Osmanlılar’ın 15. yüzyılın başından beri Avrupa topraklarındaki hızlı ilerleyişleri Kanuni Sultan Süleyman’ın 1526’da Macaristan’ı ele geçirmesiyle doruk noktasına ulaşmıştı. Avusturya artık sınır komşusu olduğu Osmanlı Devleti’ni ele geçirdiği bu topraklardan çıkarmadıkça güven içerisinde olamayacağını görüyordu. Kanuni’ nin 1526 Mohaç Seferi’nden dönmesinden sonra harekete geçen Avusturya Dükü I. Ferdinand, kardeşi Kutsal Roma-Germen İmparatoru Şarlken’in (V. Kari) de desteğiyle Macaristan’ın başkenti Budin’e (bugün Budapeşte) girdi.
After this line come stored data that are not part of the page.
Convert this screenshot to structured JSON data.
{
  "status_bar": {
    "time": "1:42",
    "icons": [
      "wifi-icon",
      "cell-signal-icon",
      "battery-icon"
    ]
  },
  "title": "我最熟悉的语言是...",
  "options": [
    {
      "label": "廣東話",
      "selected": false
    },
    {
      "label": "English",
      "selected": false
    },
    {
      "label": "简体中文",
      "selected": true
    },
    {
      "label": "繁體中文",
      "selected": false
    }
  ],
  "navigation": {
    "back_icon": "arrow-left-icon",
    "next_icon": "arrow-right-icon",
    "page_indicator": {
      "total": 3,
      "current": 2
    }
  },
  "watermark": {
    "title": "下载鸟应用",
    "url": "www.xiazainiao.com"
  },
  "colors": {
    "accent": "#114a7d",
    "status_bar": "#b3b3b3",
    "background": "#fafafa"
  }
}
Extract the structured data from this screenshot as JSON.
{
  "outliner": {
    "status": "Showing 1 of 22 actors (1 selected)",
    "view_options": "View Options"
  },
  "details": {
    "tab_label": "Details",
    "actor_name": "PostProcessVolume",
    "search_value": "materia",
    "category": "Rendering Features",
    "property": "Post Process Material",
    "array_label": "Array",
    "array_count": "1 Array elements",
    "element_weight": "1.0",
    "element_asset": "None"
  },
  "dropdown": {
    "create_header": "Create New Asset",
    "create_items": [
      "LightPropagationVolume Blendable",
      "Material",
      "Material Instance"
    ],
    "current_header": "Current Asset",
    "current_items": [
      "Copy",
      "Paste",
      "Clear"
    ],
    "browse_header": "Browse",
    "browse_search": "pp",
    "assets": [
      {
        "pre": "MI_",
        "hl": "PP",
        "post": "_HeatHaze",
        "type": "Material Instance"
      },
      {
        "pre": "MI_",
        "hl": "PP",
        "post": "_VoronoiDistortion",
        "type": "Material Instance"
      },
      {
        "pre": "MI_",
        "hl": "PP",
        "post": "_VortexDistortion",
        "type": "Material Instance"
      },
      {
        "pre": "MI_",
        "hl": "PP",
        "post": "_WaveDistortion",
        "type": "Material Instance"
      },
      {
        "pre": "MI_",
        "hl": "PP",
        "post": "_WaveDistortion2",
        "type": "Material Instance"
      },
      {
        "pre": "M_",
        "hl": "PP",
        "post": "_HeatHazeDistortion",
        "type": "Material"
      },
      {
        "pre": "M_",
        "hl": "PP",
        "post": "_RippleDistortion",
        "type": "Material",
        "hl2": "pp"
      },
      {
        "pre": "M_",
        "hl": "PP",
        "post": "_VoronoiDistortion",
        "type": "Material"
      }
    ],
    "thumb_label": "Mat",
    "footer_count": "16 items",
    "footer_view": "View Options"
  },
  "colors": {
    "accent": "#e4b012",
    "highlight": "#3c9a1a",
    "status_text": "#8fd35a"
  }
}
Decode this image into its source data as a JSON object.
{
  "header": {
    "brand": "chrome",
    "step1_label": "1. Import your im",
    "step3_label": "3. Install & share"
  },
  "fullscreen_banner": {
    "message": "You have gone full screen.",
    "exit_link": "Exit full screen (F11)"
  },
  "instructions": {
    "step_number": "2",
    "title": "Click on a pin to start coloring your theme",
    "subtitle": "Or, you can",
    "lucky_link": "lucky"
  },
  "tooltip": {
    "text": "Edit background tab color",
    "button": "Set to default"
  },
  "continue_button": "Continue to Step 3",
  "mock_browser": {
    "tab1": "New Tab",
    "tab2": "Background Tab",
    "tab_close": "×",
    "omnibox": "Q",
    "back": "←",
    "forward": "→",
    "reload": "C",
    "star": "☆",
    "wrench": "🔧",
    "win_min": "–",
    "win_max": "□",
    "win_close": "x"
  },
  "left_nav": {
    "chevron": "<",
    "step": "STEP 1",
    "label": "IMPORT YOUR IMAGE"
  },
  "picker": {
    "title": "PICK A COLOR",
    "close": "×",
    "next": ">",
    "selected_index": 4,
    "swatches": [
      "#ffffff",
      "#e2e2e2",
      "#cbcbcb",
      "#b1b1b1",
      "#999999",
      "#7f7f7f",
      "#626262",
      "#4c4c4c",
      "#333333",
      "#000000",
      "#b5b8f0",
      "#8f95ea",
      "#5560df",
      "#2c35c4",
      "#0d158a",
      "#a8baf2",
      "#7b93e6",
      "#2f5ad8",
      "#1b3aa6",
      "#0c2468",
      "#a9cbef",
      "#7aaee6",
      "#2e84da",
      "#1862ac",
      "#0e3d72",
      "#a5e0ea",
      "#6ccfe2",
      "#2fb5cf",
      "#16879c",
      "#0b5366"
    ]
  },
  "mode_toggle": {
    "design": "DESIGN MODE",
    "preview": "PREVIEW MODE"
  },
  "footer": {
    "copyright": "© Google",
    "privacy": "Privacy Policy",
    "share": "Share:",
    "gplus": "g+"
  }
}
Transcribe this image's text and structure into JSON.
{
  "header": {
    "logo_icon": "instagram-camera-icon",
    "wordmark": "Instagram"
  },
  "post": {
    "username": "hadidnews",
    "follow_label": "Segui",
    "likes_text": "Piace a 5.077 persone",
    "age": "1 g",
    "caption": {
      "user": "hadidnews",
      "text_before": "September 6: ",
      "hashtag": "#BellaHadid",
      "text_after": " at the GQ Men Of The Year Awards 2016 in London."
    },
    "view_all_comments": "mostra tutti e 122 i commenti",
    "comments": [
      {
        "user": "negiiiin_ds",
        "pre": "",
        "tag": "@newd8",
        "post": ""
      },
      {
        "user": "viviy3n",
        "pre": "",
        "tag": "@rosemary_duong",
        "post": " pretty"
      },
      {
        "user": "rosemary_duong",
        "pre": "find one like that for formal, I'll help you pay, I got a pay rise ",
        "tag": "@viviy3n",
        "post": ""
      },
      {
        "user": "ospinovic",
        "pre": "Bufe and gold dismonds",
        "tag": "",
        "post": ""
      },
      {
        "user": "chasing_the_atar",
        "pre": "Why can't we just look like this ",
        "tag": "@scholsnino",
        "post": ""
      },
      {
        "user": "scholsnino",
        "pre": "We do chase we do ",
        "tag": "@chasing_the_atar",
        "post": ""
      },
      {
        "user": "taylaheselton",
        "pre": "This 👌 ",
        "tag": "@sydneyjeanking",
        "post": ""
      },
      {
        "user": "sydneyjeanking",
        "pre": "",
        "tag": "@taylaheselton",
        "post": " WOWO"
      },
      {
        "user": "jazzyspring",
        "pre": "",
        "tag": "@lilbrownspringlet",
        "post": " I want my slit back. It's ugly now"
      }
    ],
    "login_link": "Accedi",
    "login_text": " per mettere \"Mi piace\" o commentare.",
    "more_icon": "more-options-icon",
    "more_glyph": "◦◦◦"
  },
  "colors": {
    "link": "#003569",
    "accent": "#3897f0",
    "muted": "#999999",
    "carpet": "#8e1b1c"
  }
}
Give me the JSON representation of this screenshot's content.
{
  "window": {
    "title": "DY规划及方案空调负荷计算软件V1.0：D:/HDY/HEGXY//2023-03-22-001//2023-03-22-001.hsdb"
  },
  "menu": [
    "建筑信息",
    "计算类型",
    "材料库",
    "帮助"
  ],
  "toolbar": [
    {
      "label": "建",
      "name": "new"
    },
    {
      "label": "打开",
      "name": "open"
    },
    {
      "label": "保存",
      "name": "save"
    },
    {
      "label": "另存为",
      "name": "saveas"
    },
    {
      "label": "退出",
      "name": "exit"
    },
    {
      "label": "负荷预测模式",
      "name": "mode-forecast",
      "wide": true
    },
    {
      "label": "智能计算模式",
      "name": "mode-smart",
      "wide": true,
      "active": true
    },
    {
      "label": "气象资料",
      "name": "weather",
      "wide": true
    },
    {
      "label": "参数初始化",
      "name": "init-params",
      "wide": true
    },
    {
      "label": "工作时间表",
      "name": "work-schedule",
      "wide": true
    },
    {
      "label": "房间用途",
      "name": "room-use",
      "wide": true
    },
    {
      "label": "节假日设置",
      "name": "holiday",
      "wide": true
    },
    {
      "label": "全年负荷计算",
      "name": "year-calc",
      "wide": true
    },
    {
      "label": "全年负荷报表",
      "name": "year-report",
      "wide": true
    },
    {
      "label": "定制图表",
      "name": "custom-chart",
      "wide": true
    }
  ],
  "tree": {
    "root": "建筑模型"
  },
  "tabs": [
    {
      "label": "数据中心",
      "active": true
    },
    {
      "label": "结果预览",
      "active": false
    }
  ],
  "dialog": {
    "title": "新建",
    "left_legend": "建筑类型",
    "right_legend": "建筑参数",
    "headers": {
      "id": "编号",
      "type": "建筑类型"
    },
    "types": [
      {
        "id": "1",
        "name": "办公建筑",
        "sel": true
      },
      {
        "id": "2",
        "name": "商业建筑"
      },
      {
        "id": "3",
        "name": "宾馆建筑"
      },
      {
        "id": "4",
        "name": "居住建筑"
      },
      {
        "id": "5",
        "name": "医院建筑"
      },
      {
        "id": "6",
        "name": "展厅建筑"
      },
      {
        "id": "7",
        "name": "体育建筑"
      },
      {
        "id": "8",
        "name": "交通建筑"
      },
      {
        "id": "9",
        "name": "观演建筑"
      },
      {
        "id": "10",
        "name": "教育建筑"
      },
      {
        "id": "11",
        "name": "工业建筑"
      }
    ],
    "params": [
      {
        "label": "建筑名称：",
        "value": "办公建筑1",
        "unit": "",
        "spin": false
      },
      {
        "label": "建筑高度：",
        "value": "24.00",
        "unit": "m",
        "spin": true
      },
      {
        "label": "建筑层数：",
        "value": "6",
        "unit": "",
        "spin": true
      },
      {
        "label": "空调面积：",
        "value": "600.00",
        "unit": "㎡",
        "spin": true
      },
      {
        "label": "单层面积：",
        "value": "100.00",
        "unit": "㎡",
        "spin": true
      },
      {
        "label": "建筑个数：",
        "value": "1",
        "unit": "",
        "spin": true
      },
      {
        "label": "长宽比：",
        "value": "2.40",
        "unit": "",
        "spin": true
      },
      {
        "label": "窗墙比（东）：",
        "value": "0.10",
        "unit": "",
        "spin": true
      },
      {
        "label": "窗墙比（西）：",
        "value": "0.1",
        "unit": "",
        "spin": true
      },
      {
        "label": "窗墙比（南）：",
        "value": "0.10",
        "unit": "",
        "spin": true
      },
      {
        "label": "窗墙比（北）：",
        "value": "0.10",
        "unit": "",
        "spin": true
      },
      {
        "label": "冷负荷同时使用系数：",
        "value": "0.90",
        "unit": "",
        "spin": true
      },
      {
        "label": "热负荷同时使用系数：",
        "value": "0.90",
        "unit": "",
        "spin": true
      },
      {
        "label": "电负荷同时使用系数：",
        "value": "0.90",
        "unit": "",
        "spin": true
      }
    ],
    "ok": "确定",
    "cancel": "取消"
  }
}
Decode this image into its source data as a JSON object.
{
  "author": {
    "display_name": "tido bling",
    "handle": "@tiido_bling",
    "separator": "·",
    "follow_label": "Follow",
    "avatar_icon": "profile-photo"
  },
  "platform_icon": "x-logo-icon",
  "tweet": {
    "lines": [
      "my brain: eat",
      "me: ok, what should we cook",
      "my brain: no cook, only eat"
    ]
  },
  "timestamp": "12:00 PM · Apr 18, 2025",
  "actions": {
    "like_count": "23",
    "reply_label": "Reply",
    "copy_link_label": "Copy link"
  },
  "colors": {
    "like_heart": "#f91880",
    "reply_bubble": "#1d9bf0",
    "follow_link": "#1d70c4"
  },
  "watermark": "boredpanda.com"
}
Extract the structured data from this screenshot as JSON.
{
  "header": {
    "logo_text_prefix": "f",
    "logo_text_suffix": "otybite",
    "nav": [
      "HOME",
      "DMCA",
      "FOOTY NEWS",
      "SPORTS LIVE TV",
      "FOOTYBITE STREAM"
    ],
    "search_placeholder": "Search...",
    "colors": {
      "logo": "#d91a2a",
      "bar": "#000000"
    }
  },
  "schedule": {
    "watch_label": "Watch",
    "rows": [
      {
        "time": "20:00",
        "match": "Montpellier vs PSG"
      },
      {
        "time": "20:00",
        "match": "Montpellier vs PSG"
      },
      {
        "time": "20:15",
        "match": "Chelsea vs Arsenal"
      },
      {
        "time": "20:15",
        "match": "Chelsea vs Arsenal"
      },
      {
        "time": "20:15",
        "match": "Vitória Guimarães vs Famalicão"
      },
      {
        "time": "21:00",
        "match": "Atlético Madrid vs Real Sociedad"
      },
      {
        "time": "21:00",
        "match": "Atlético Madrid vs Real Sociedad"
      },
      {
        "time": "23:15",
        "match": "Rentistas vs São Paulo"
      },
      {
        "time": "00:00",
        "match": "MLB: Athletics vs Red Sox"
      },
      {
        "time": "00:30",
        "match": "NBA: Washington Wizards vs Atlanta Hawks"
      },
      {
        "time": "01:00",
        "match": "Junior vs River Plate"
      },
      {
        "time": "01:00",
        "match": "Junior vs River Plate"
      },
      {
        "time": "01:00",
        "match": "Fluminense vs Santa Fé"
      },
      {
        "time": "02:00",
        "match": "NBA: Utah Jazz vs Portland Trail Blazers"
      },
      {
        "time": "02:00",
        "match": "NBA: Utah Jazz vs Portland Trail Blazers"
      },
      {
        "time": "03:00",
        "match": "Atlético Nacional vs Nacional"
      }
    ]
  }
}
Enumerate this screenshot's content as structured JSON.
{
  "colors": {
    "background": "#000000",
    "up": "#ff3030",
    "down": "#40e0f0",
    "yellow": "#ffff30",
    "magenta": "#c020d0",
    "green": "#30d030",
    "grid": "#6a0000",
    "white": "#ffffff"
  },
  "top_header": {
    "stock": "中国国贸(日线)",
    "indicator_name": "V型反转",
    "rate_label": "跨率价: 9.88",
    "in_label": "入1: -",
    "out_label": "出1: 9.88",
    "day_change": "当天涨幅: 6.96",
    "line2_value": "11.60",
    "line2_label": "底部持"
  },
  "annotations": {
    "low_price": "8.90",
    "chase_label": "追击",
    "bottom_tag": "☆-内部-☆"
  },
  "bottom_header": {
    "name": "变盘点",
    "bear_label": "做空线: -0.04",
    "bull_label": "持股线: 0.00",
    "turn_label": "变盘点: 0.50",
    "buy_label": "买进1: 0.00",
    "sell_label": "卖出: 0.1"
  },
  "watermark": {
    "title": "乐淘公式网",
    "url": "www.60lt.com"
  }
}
Ferdinand Osmanlılar’ın Macar kralı olarak atadıkları Erdel Voyvodası Janos Zapolya’yı uzaklaştırarak kendini Macar kralı ilan ettiği gibi Bosna’yı da içine alan geniş bir bölgeyi Osmanlılar’dan geri istedi. Orta Avrupa’daki Osmanlı egemenliği için büyük bir tehdit oluşturan bu durum karşısında Kanuni, Macaristan üzerine yeni bir sefer açmaya karar verdi. 30 Mayıs 1529’da Edirne’den yola çıkan 150 bin kişilik Osmanlı ordusu kısa bir kuşatmadan sonra Budin’i geri aldı. Janos Zapolya’yı yeniden Macar kralı ilan eden Kanuni ilerleyişini sürdürerek Viyana önlerine geldi.

Kanuni’nin niyetini önceden öğrenen Ferdinand kentin savunmasını güçlendirmişti. 27 Eylül 1529’da başlayan kuşatma zaman zaman şiddetli yağmur altında 14 Ekim’e kadar sürdü. Ama kentin çok iyi savunulması kısa zamanda sonuç almaya alışmış olan yeniçerilerin moralini bozdu. Cephane azlığı yüzünden topçuların etkisiz kalması, erzak kıtlığının baş göstermesi, kışın erken bastırması gibi nedenlerle Kanuni 14 Ekim akşamı kuşatmanın kaldırılmasına karar verdi. Viyana’ya gelirken alınan kaleleri güçlendiren Kanuni, Budin-Belgrad yoluyla İstanbul’a döndü. Ferdinand ölümüne kadar (1564) Macaristan üstündeki emellerinden vazgeçmediyse de, her seferinde yenilgiye uğradı.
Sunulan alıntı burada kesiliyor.